Cures for other diseases which are endemic in developing countries are also now possible, allowing people with debilitating conditions to live healthy and productive lives. Service and technology are the differentiators between countries that are able to tackle poverty effectively by growing and developing their economies, and those that are not.The extent to which developing economies emerge as economic powerhouses depends on their ability to grasp and apply insights from science and technology and use them creatively.This already happens in health care in certain G7 countries, where the demand for very high-cost diagnostic equipment and surgical interventions enabling longevity and better quality of life for older wealthy people overstretches public health care budgets, and lowers service quality in poor neighborhoods.
Everyone is involved – big and small, public and private, rich and poor.
The benefits that are certain to flow from technological revolution in an increasingly connected world and knowledge-intensive world will be seized by those countries and companies that are alive to the rapidly changing environment, and nimble enough to take advantage of the opportunities.
The combination of computers and the Internet, and mobile devices and the “cloud”, has transformed human experience, empowering individuals through access to knowledge and markets, changing the relationship between citizens and those in authority, as well as allowing new communities to emerge in virtual worlds that span the globe.

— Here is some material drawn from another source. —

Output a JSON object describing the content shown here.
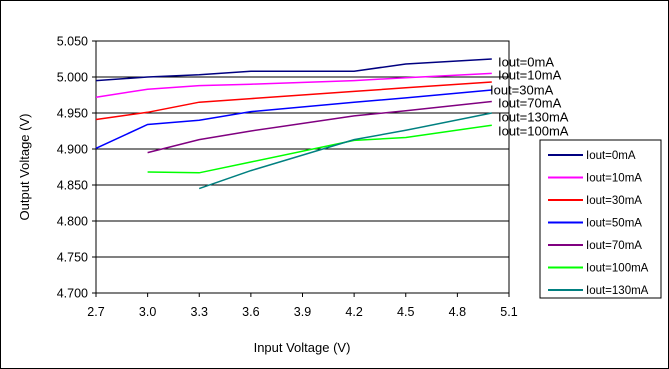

According to the United Nations International Telecommunications Union (UN-ITU), by the end of 2010 there were an estimated 5.3 billion mobile cellular subscriptions worldwide, including 940 million subscriptions to 3g services.
About 90 percent of the world’s population can access mobile networks, with three-quarters of mobile subscribers living in developing economies.
Cellular technology has allowed Africa to leapfrog the age of fixed line telephony, bringing affordable access to millions of people.Developments in science and technology are fundamentally altering the way people live, connect, communicate and transact, with profound effects on economic development.To promote tech advance, developing countries should invest in quality education for youth, and continuous skills training for workers and managers.The investment climate is crucial, as are the right incentive structures, to guide the allocation of resources, and to encourage research and development.Successful countries have grown their ability to innovate and learn by doing, by investing public funding to help finance research and development in critical areas.To promote technological advances, developing countries should invest in quality education for youth, continuous skills training for workers and managers, and should ensure that knowledge is shared as widely as possible across society.In a world in which the Internet makes information ubiquitous, what counts is the ability to use knowledge intelligently.Science and technology are key drivers to development, because technological and scientific revolutions underpin economic advances, improvements in health systems, education and infrastructure.The technological revolutions of the 21st century are emerging from entirely new sectors, based on micro-processors, tele-communications, bio-technology and nano-technology.Innovation is the primary driver of technological growth and drives higher living standards.As an engine of growth, the potential of technology is endless, and still largely untapped in Africa and other developing world regions across the globe.